The Steamship Authority board of governors has struggled to get its legs in the aftermath of a powerful political play by the city of New Bedford two years ago to force the boat line to reopen ferry service between the Whaling City and the Vineyard.

New legislation was adopted a year and half ago expanding the board from three to five members by adding voting members from Barnstable and New Bedford.

The two Islands retained control of the board through a weighted vote. But in the last year fault lines have threatened to undermine the traditional bedrock of unity between the Vineyard and Nantucket.

Increasingly Mrs. Grossman and Vineyard boat line governor Kathryn A. Roessel have found themselves on opposite sides of an array of issues. Tension between Mrs. Grossman and senior managers at the SSA have added to the problem.

The result has been increasing isolation for Nantucket.

It all reached a peak at the November boat line meeting which was held on Nantucket.

At that meeting a crowd of 100 Nantucket residents - including leaders from every business association on the island - turned out to protest an advertising initiative with J. Crew that had been launched by SSA senior managers for the popular Christmas Stroll weekend. No one on Nantucket had been consulted about the plan to hand out J. Crew catalogues at the Stroll - and Nantucketers were up in arms.

But the protest fell on deaf ears, and when Mrs. Grossman made a motion to jettison the plan, she could not even muster a second from her fellow board members for the sake of discussion.

It turned out the J. Crew plan was abandoned, but the damage was done, and two months later Nantucket residents and elected officials are still smarting.
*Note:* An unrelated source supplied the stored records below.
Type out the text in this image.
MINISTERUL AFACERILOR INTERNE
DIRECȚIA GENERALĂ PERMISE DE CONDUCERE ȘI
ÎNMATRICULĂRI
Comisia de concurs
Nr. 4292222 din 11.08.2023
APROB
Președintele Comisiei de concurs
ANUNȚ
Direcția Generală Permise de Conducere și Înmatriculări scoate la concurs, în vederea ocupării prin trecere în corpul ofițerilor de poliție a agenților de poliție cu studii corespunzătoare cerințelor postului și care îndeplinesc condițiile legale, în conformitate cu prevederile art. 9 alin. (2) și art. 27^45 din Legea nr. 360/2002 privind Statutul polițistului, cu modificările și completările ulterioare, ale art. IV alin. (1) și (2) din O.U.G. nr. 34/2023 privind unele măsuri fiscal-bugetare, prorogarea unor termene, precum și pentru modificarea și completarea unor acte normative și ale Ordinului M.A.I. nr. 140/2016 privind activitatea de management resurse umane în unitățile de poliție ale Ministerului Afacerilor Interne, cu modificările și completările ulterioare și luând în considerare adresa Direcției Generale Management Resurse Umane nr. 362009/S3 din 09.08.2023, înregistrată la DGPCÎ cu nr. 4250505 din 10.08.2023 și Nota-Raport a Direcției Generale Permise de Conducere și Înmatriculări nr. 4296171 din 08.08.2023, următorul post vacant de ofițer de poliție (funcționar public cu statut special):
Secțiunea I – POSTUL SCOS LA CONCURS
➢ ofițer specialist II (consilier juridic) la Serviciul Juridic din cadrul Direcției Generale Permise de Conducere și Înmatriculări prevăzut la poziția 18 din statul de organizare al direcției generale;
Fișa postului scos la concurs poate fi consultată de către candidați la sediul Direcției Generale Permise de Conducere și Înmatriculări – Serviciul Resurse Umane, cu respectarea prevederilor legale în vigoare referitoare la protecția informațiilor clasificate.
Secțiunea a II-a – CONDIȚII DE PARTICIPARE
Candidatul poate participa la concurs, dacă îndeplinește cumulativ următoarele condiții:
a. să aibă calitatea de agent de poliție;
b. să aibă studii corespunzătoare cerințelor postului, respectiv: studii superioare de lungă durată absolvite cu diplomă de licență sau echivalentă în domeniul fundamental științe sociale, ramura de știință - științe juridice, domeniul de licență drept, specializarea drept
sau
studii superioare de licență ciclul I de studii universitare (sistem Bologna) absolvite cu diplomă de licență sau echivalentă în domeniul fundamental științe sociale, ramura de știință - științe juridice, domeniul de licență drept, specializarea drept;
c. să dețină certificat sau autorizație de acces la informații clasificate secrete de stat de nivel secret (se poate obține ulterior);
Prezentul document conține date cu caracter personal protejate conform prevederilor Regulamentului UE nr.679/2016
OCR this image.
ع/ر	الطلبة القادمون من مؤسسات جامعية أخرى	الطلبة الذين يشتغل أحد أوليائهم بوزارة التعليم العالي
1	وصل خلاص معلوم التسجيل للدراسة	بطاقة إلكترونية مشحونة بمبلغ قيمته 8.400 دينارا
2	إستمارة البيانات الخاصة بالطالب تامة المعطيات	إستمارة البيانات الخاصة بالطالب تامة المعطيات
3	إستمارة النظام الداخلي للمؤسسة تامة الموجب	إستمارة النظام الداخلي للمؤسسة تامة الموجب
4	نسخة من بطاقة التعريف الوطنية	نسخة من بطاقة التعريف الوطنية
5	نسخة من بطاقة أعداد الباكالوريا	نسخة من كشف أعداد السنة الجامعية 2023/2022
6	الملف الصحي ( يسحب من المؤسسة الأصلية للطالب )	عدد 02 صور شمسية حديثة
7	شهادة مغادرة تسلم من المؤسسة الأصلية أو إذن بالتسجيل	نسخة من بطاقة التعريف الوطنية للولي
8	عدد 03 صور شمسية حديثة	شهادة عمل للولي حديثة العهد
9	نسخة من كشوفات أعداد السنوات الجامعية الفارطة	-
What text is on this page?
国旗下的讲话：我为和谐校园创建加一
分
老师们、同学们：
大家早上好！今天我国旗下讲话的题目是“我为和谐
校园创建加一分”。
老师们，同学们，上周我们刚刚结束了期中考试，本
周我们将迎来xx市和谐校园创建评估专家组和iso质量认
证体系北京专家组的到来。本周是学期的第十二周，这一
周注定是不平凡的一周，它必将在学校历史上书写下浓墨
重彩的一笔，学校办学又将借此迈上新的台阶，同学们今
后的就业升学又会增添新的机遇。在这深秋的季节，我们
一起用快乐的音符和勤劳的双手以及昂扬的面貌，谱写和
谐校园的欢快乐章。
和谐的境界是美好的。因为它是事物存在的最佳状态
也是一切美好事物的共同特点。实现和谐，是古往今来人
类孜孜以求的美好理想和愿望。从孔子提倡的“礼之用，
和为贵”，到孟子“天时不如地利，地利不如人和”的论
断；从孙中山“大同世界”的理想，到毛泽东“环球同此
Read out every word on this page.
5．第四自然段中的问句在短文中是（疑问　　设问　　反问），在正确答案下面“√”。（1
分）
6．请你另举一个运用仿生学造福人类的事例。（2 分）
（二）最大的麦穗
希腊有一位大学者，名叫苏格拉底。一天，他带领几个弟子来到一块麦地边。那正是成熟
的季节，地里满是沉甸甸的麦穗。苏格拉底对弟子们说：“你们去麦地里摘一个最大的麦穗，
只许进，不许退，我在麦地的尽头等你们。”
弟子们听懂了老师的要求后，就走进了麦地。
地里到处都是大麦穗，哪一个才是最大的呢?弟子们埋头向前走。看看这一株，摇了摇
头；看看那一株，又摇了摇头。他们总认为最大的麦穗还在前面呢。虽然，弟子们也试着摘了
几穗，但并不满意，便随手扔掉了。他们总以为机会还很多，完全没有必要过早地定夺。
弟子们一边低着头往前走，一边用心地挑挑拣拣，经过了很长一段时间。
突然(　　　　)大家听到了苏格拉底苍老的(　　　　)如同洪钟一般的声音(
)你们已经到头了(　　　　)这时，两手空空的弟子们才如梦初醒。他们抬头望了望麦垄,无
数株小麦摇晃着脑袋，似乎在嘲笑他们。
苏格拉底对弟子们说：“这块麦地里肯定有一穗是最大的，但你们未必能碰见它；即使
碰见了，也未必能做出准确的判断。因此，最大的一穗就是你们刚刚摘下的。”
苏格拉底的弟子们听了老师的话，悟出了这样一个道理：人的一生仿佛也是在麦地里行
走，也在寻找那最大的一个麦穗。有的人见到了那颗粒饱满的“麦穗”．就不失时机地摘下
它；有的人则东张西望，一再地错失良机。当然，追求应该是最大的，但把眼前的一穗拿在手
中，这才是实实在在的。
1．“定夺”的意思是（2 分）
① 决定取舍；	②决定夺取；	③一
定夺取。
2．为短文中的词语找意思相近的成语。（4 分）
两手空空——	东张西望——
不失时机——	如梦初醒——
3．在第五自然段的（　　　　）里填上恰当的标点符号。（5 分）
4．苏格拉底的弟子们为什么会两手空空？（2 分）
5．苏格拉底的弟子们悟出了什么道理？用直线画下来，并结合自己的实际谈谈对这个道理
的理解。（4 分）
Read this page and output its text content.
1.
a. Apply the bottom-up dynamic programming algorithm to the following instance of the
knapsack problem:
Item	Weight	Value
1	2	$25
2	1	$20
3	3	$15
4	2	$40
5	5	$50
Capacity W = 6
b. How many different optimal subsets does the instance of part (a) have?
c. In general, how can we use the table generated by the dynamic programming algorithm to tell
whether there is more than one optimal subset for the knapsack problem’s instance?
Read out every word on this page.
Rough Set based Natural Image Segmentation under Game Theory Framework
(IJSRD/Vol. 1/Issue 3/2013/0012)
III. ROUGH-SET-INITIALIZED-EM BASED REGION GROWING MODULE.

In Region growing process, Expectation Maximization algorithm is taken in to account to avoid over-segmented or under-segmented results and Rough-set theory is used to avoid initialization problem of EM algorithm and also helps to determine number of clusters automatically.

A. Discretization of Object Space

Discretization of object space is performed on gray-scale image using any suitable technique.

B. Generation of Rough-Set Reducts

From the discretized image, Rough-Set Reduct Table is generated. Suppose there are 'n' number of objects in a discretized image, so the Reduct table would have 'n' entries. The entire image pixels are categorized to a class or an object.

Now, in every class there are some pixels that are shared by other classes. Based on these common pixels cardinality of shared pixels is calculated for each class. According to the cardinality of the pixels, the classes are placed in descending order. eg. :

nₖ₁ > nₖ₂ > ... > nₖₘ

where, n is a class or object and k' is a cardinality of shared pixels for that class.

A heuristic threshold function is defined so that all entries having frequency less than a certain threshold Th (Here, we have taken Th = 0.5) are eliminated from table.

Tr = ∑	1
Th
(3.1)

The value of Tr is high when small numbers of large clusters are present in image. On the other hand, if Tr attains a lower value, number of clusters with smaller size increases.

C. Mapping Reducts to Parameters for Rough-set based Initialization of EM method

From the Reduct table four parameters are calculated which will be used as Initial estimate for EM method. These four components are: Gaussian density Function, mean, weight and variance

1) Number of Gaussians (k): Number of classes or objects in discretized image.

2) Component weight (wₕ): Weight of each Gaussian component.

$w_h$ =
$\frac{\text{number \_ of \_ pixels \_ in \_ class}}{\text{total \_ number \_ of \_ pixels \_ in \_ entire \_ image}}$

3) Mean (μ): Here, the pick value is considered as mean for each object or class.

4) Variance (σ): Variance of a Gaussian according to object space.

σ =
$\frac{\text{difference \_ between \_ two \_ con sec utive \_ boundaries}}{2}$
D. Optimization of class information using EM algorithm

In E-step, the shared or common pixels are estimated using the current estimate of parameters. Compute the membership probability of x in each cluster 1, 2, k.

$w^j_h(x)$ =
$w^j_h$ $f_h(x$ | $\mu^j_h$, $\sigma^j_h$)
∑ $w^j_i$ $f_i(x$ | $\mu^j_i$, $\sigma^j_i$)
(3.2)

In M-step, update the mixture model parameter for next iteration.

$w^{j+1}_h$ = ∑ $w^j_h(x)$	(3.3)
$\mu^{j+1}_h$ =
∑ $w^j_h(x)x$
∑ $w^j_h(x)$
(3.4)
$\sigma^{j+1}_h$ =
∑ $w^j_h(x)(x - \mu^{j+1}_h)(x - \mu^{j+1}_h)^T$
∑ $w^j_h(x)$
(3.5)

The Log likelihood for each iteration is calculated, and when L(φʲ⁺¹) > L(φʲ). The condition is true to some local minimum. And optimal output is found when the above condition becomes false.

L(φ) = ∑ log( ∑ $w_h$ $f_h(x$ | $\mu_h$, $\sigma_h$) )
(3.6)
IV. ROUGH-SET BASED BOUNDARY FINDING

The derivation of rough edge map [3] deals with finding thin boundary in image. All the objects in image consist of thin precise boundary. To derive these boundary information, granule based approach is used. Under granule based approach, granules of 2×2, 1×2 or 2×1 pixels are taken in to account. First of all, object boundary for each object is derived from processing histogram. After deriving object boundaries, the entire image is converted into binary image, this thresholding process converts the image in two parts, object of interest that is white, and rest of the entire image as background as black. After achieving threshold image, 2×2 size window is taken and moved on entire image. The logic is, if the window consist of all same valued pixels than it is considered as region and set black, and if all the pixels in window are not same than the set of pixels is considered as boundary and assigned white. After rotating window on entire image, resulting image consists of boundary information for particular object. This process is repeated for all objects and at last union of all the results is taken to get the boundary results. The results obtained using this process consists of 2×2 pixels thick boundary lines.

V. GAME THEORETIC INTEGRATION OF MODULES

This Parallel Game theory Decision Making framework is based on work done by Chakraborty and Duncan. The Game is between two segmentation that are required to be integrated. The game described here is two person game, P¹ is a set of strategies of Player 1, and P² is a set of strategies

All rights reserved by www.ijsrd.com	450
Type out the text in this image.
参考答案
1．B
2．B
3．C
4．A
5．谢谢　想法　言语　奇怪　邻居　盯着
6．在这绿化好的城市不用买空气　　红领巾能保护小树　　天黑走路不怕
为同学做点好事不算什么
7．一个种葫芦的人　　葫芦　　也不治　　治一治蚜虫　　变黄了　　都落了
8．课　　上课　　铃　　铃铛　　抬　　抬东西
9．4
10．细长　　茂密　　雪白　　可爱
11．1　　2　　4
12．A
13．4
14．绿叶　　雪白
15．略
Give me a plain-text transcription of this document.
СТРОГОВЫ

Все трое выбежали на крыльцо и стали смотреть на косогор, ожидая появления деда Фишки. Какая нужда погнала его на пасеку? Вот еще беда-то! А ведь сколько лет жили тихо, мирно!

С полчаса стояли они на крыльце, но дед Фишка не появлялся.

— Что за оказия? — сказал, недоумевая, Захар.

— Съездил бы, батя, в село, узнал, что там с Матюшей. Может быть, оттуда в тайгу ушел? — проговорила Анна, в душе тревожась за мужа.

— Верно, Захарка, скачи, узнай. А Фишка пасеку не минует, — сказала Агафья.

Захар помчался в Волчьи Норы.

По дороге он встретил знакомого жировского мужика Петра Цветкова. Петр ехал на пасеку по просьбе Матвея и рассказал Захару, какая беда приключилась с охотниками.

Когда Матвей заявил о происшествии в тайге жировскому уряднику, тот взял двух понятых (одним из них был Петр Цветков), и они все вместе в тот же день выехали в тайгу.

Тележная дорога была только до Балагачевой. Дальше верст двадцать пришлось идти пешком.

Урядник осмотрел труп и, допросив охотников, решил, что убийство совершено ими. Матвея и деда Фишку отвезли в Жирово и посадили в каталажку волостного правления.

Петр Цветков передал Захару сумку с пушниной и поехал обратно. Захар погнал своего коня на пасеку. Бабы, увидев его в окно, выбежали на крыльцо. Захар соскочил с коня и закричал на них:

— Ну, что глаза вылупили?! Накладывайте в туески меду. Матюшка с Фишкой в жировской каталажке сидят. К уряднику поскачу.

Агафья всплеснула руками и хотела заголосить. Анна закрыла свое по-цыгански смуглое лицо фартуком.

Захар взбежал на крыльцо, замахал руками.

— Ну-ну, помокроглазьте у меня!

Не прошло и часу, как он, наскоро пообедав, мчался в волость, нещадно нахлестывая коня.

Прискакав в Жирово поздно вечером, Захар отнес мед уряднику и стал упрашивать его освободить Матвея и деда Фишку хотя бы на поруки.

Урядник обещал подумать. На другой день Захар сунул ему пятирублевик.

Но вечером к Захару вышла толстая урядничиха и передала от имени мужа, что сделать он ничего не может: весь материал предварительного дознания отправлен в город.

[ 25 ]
The explosive meeting has been played and replayed on local cable television stations on both Islands in recent weeks.

"Until a few years ago we were family - disagreeing at times, but respecting one another. But times and representatives have changed and it's not like that anymore," Mrs. Grossman said in a woman-in-the-news interview with the Gazette last week.

"The mission is to take care of the Islands. But I think the mission and the vision have been abandoned," the Nantucket governor said in another interview last summer.

She was not alone in that view.

"I think we are just kind of being ignored," said Flint Ranney, the Nantucket member of the port council, at the time.

It is now understood that the November SSA meeting was the straw that broke the camel's back and led directly to this new private move to explore the possibility of breaking the SSA in two.

The 43-year-old boat line is chartered to provide dependable year-round ferry service to the two Islands.

It is understood that Mrs. Grossman's conversations with state officials included blunt remarks about the treatment of Nantucket, both by management and by other board members. It is also understood that Mrs. Grossman has spoken to state officials about spiraling costs and exorbitant fares on the Nantucket run.

There is currently no legislation pending on Steamship Authority affairs, and it is unclear whether any proposal to split the boat line into two entities could gain momentum on Beacon Hill.

The New Bedford-sponsored legislation that finally culminated with new enabling legislation a year and a half ago was divisive and occupied the attention of state lawmakers for many months.

News of Mrs. Grossman's activity behind the scenes and private meetings on Beacon Hill first surfaced in a story in the Martha's Vineyard Times yesterday.

The subject did not come up during the monthly boat line meeting, held in Vineyard Haven yesterday morning.

Mrs. Grossman did not attend the meeting because of the winter weather.